In Selly Park, Royal Watan Kashmiri restaurant has been handed down from parent to child since it was founded in 1984. There, you can build your own balti, or try one of ‘Dad’s Secret Recipes’, including nargah murgh, cooked with the fiery, haunting ghost pepper. The house speciality is Grandma Bi’s recipe, lassawalla gosht, which is lamb on the bone cooked in spices and herbs brought over from Kashmir. These nods to those who first came to Birmingham, and who grafted to introduce the city to their culture are a beautiful dedication. ‘From Kashmir with love’ is the restaurant tag line, and the love is evident all over the menu.

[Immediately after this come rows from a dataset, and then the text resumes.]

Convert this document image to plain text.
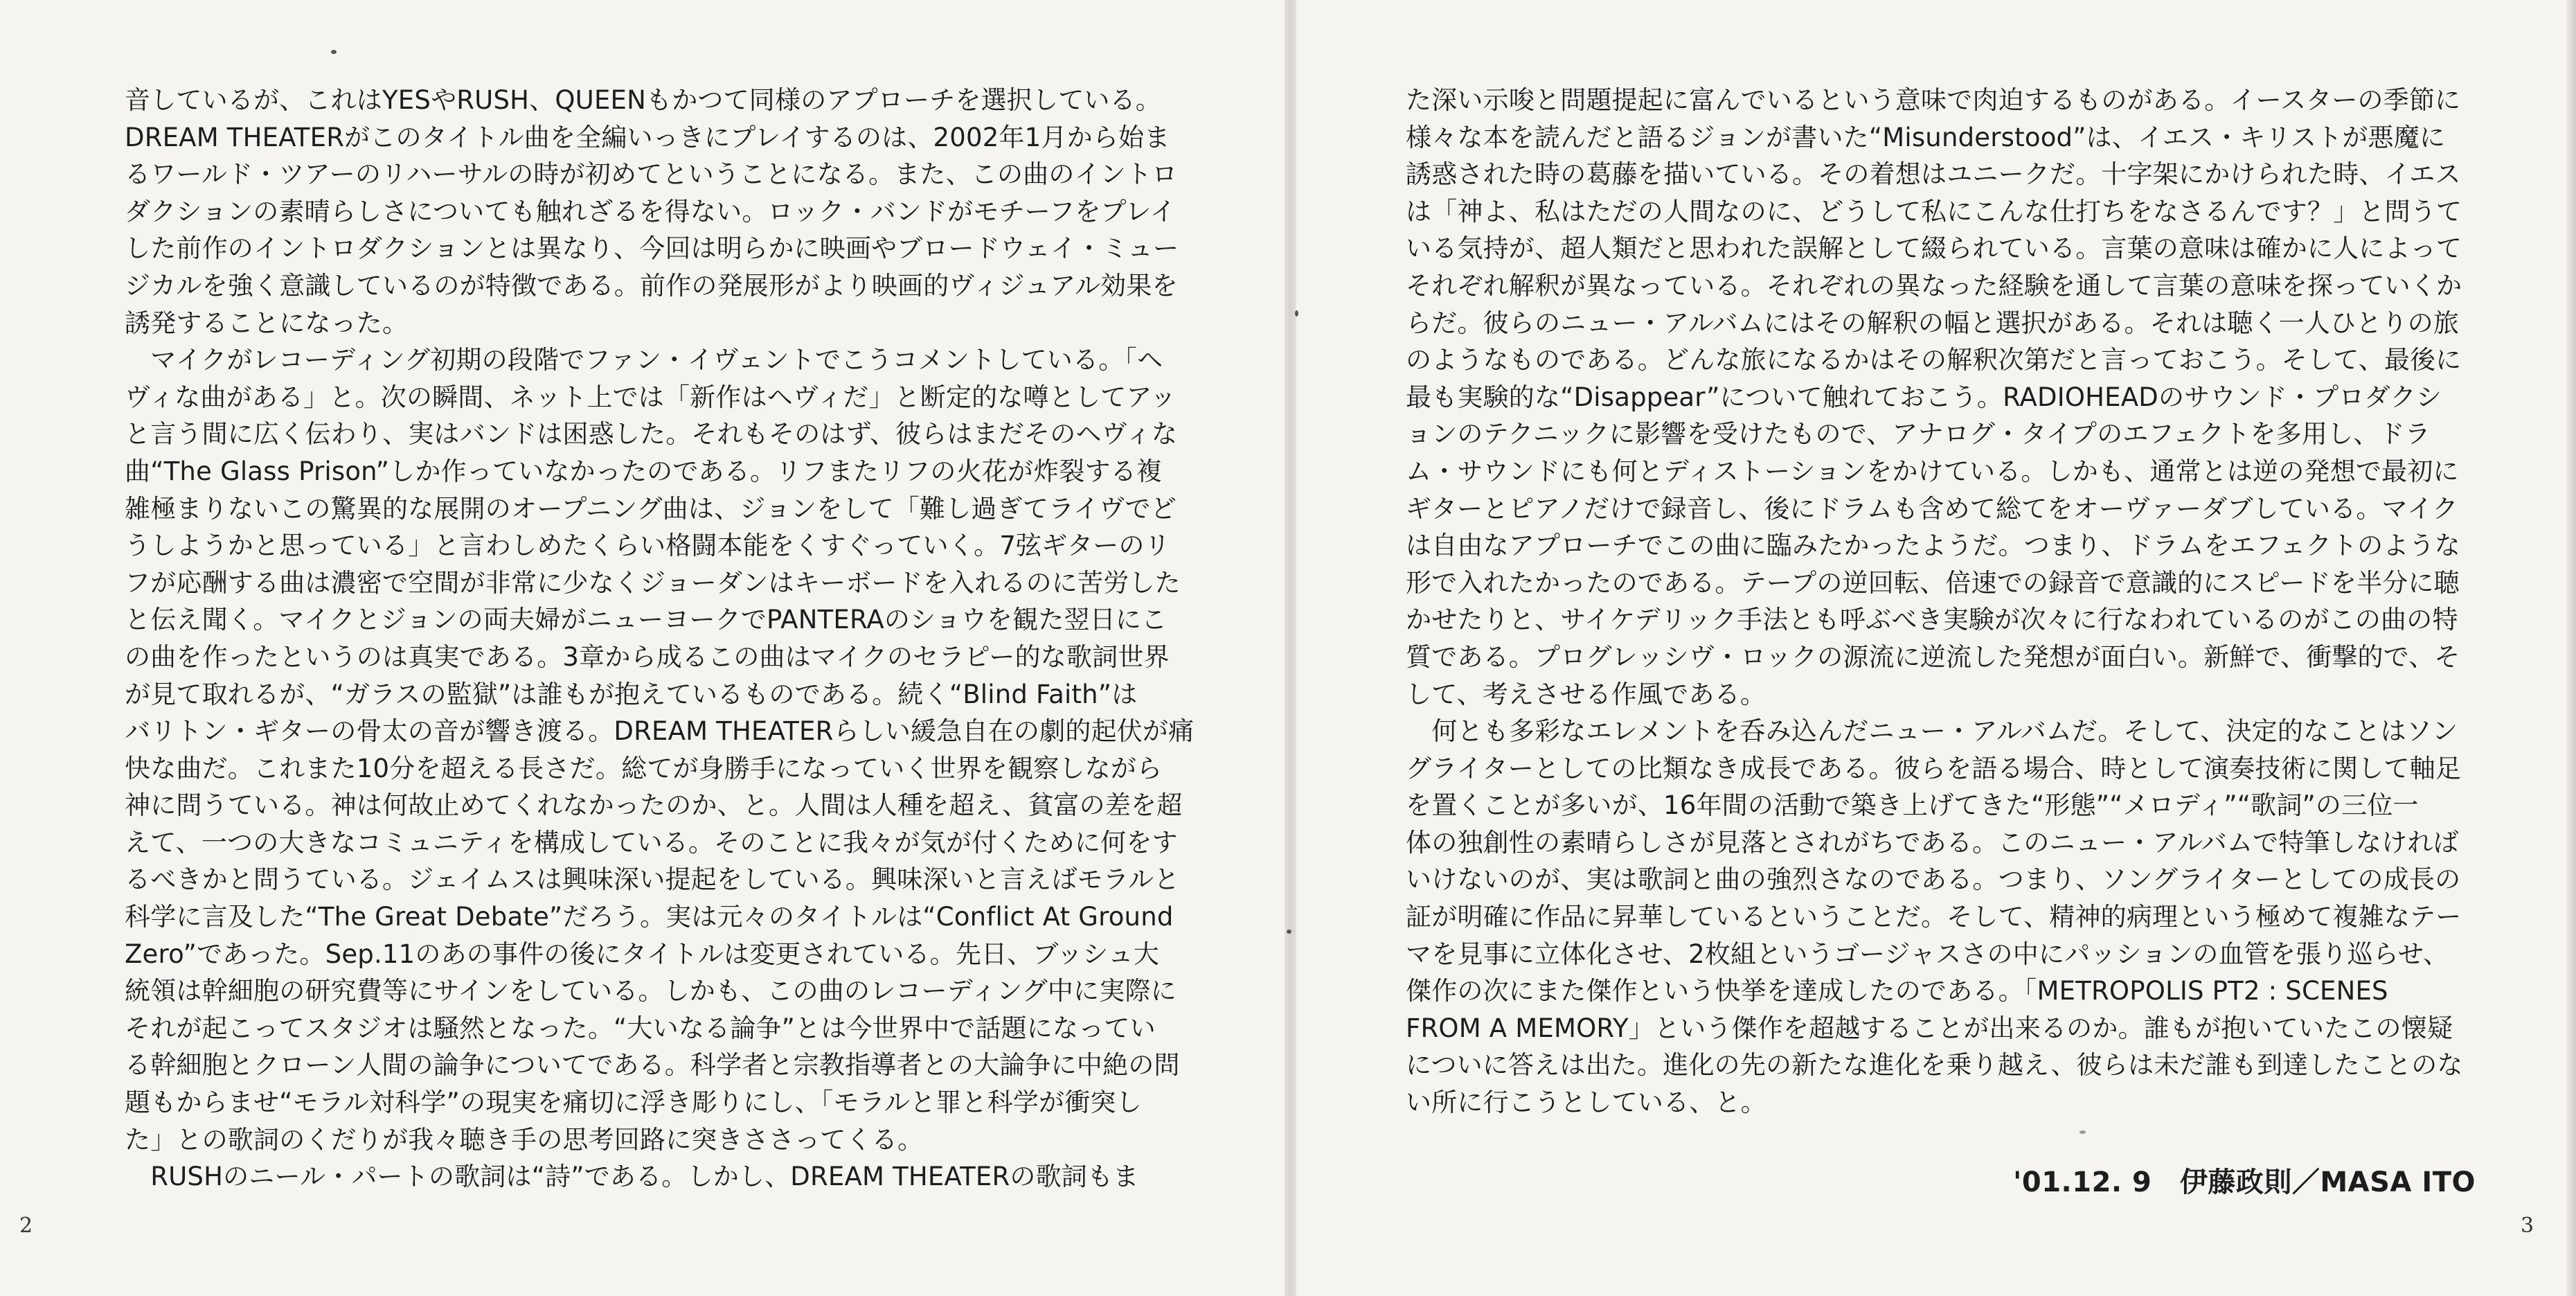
音しているが、これはYESやRUSH、QUEENもかつて同様のアプローチを選択している。
DREAM THEATERがこのタイトル曲を全編いっきにプレイするのは、2002年1月から始ま
るワールド・ツアーのリハーサルの時が初めてということになる。また、この曲のイントロ
ダクションの素晴らしさについても触れざるを得ない。ロック・バンドがモチーフをプレイ
した前作のイントロダクションとは異なり、今回は明らかに映画やブロードウェイ・ミュー
ジカルを強く意識しているのが特徴である。前作の発展形がより映画的ヴィジュアル効果を
誘発することになった。
　マイクがレコーディング初期の段階でファン・イヴェントでこうコメントしている。「ヘ
ヴィな曲がある」と。次の瞬間、ネット上では「新作はヘヴィだ」と断定的な噂としてアッ
と言う間に広く伝わり、実はバンドは困惑した。それもそのはず、彼らはまだそのヘヴィな
曲“The Glass Prison”しか作っていなかったのである。リフまたリフの火花が炸裂する複
雑極まりないこの驚異的な展開のオープニング曲は、ジョンをして「難し過ぎてライヴでど
うしようかと思っている」と言わしめたくらい格闘本能をくすぐっていく。7弦ギターのリ
フが応酬する曲は濃密で空間が非常に少なくジョーダンはキーボードを入れるのに苦労した
と伝え聞く。マイクとジョンの両夫婦がニューヨークでPANTERAのショウを観た翌日にこ
の曲を作ったというのは真実である。3章から成るこの曲はマイクのセラピー的な歌詞世界
が見て取れるが、“ガラスの監獄”は誰もが抱えているものである。続く“Blind Faith”は
バリトン・ギターの骨太の音が響き渡る。DREAM THEATERらしい緩急自在の劇的起伏が痛
快な曲だ。これまた10分を超える長さだ。総てが身勝手になっていく世界を観察しながら
神に問うている。神は何故止めてくれなかったのか、と。人間は人種を超え、貧富の差を超
えて、一つの大きなコミュニティを構成している。そのことに我々が気が付くために何をす
るべきかと問うている。ジェイムスは興味深い提起をしている。興味深いと言えばモラルと
科学に言及した“The Great Debate”だろう。実は元々のタイトルは“Conflict At Ground
Zero”であった。Sep.11のあの事件の後にタイトルは変更されている。先日、ブッシュ大
統領は幹細胞の研究費等にサインをしている。しかも、この曲のレコーディング中に実際に
それが起こってスタジオは騒然となった。“大いなる論争”とは今世界中で話題になってい
る幹細胞とクローン人間の論争についてである。科学者と宗教指導者との大論争に中絶の問
題もからませ“モラル対科学”の現実を痛切に浮き彫りにし、「モラルと罪と科学が衝突し
た」との歌詞のくだりが我々聴き手の思考回路に突きささってくる。
　RUSHのニール・パートの歌詞は“詩”である。しかし、DREAM THEATERの歌詞もま
た深い示唆と問題提起に富んでいるという意味で肉迫するものがある。イースターの季節に
様々な本を読んだと語るジョンが書いた“Misunderstood”は、イエス・キリストが悪魔に
誘惑された時の葛藤を描いている。その着想はユニークだ。十字架にかけられた時、イエス
は「神よ、私はただの人間なのに、どうして私にこんな仕打ちをなさるんです？」と問うて
いる気持が、超人類だと思われた誤解として綴られている。言葉の意味は確かに人によって
それぞれ解釈が異なっている。それぞれの異なった経験を通して言葉の意味を探っていくか
らだ。彼らのニュー・アルバムにはその解釈の幅と選択がある。それは聴く一人ひとりの旅
のようなものである。どんな旅になるかはその解釈次第だと言っておこう。そして、最後に
最も実験的な“Disappear”について触れておこう。RADIOHEADのサウンド・プロダクシ
ョンのテクニックに影響を受けたもので、アナログ・タイプのエフェクトを多用し、ドラ
ム・サウンドにも何とディストーションをかけている。しかも、通常とは逆の発想で最初に
ギターとピアノだけで録音し、後にドラムも含めて総てをオーヴァーダブしている。マイク
は自由なアプローチでこの曲に臨みたかったようだ。つまり、ドラムをエフェクトのような
形で入れたかったのである。テープの逆回転、倍速での録音で意識的にスピードを半分に聴
かせたりと、サイケデリック手法とも呼ぶべき実験が次々に行なわれているのがこの曲の特
質である。プログレッシヴ・ロックの源流に逆流した発想が面白い。新鮮で、衝撃的で、そ
して、考えさせる作風である。
　何とも多彩なエレメントを呑み込んだニュー・アルバムだ。そして、決定的なことはソン
グライターとしての比類なき成長である。彼らを語る場合、時として演奏技術に関して軸足
を置くことが多いが、16年間の活動で築き上げてきた“形態”“メロディ”“歌詞”の三位一
体の独創性の素晴らしさが見落とされがちである。このニュー・アルバムで特筆しなければ
いけないのが、実は歌詞と曲の強烈さなのである。つまり、ソングライターとしての成長の
証が明確に作品に昇華しているということだ。そして、精神的病理という極めて複雑なテー
マを見事に立体化させ、2枚組というゴージャスさの中にパッションの血管を張り巡らせ、
傑作の次にまた傑作という快挙を達成したのである。「METROPOLIS PT2 : SCENES
FROM A MEMORY」という傑作を超越することが出来るのか。誰もが抱いていたこの懐疑
についに答えは出た。進化の先の新たな進化を乗り越え、彼らは未だ誰も到達したことのな
い所に行こうとしている、と。
'01.12. 9　伊藤政則／MASA ITO
2	3
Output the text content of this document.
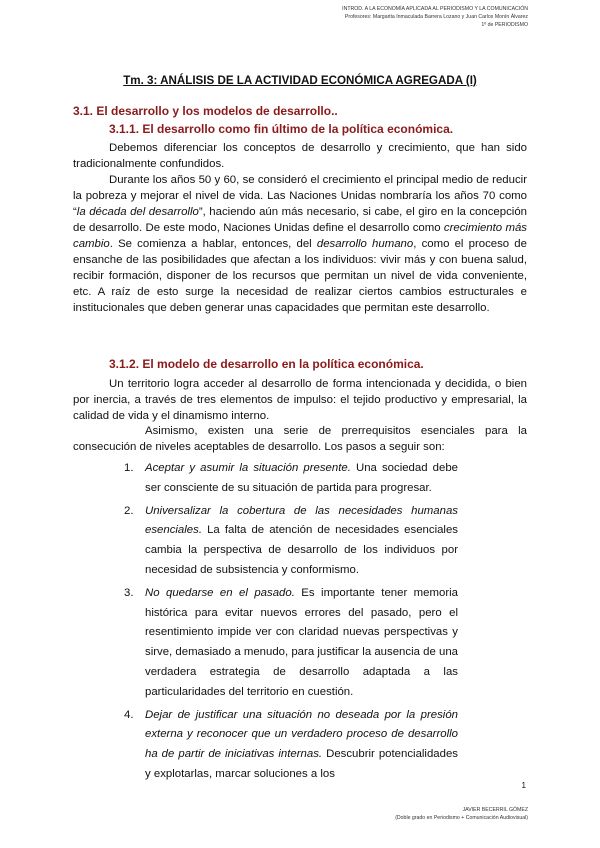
INTROD. A LA ECONOMÍA APLICADA AL PERIODISMO Y LA COMUNICACIÓN
Profesores: Margarita Inmaculada Barrera Lozano y Juan Carlos Monín Álvarez
1º de PERIODISMO
Tm. 3: ANÁLISIS DE LA ACTIVIDAD ECONÓMICA AGREGADA (I)
3.1. El desarrollo y los modelos de desarrollo..
3.1.1. El desarrollo como fin último de la política económica.

Debemos diferenciar los conceptos de desarrollo y crecimiento, que han sido tradicionalmente confundidos.

Durante los años 50 y 60, se consideró el crecimiento el principal medio de reducir la pobreza y mejorar el nivel de vida. Las Naciones Unidas nombraría los años 70 como “la década del desarrollo”, haciendo aún más necesario, si cabe, el giro en la concepción de desarrollo. De este modo, Naciones Unidas define el desarrollo como crecimiento más cambio. Se comienza a hablar, entonces, del desarrollo humano, como el proceso de ensanche de las posibilidades que afectan a los individuos: vivir más y con buena salud, recibir formación, disponer de los recursos que permitan un nivel de vida conveniente, etc. A raíz de esto surge la necesidad de realizar ciertos cambios estructurales e institucionales que deben generar unas capacidades que permitan este desarrollo.

3.1.2. El modelo de desarrollo en la política económica.

Un territorio logra acceder al desarrollo de forma intencionada y decidida, o bien por inercia, a través de tres elementos de impulso: el tejido productivo y empresarial, la calidad de vida y el dinamismo interno.

Asimismo, existen una serie de prerrequisitos esenciales para la consecución de niveles aceptables de desarrollo. Los pasos a seguir son:

1. Aceptar y asumir la situación presente. Una sociedad debe ser consciente de su situación de partida para progresar.
2. Universalizar la cobertura de las necesidades humanas esenciales. La falta de atención de necesidades esenciales cambia la perspectiva de desarrollo de los individuos por necesidad de subsistencia y conformismo.
3. No quedarse en el pasado. Es importante tener memoria histórica para evitar nuevos errores del pasado, pero el resentimiento impide ver con claridad nuevas perspectivas y sirve, demasiado a menudo, para justificar la ausencia de una verdadera estrategia de desarrollo adaptada a las particularidades del territorio en cuestión.
4. Dejar de justificar una situación no deseada por la presión externa y reconocer que un verdadero proceso de desarrollo ha de partir de iniciativas internas. Descubrir potencialidades y explotarlas, marcar soluciones a los
1
JAVIER BECERRIL GÓMEZ
(Doble grado en Periodismo + Comunicación Audiovisual)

Akram’s, in Stirchley, is another Kashmiri restaurant serving up stunning, light baltis. Try them with buttery, bubbly naans. Here, the service is so warm you’ll feel like an old friend, even if it’s your first time. You’ll also get an After Eight with your bill, just as diners did in 1980. Why mess with perfection?

Credit: Opheem

Talking of perfection, or close to it, anyway, Opheem, in the city centre, was the first British Indian restaurant outside of London to win a Michelin star. It’s not a long-standing curry house on our scene, but chef Aktar Islam, the son of hard-working Bangladeshi immigrants, worked in his father’s restaurant as a teenager growing up in Aston. So Opheem is a culmination of his influences and early life. His mission has always been to ‘cook the food of kings and emperors’. You can’t bowl in at midnight after sinking five pints of Stella no matter what lands or titles you hold.

Sampling Aktar’s tasting menu offers a regal experience, each course designed to transport you to a new place. Cod, smoked aubergine, raw mango and coconut a journey to Kerala; scallop, roasted shallots and tamarind broth a celebration of West Bengal.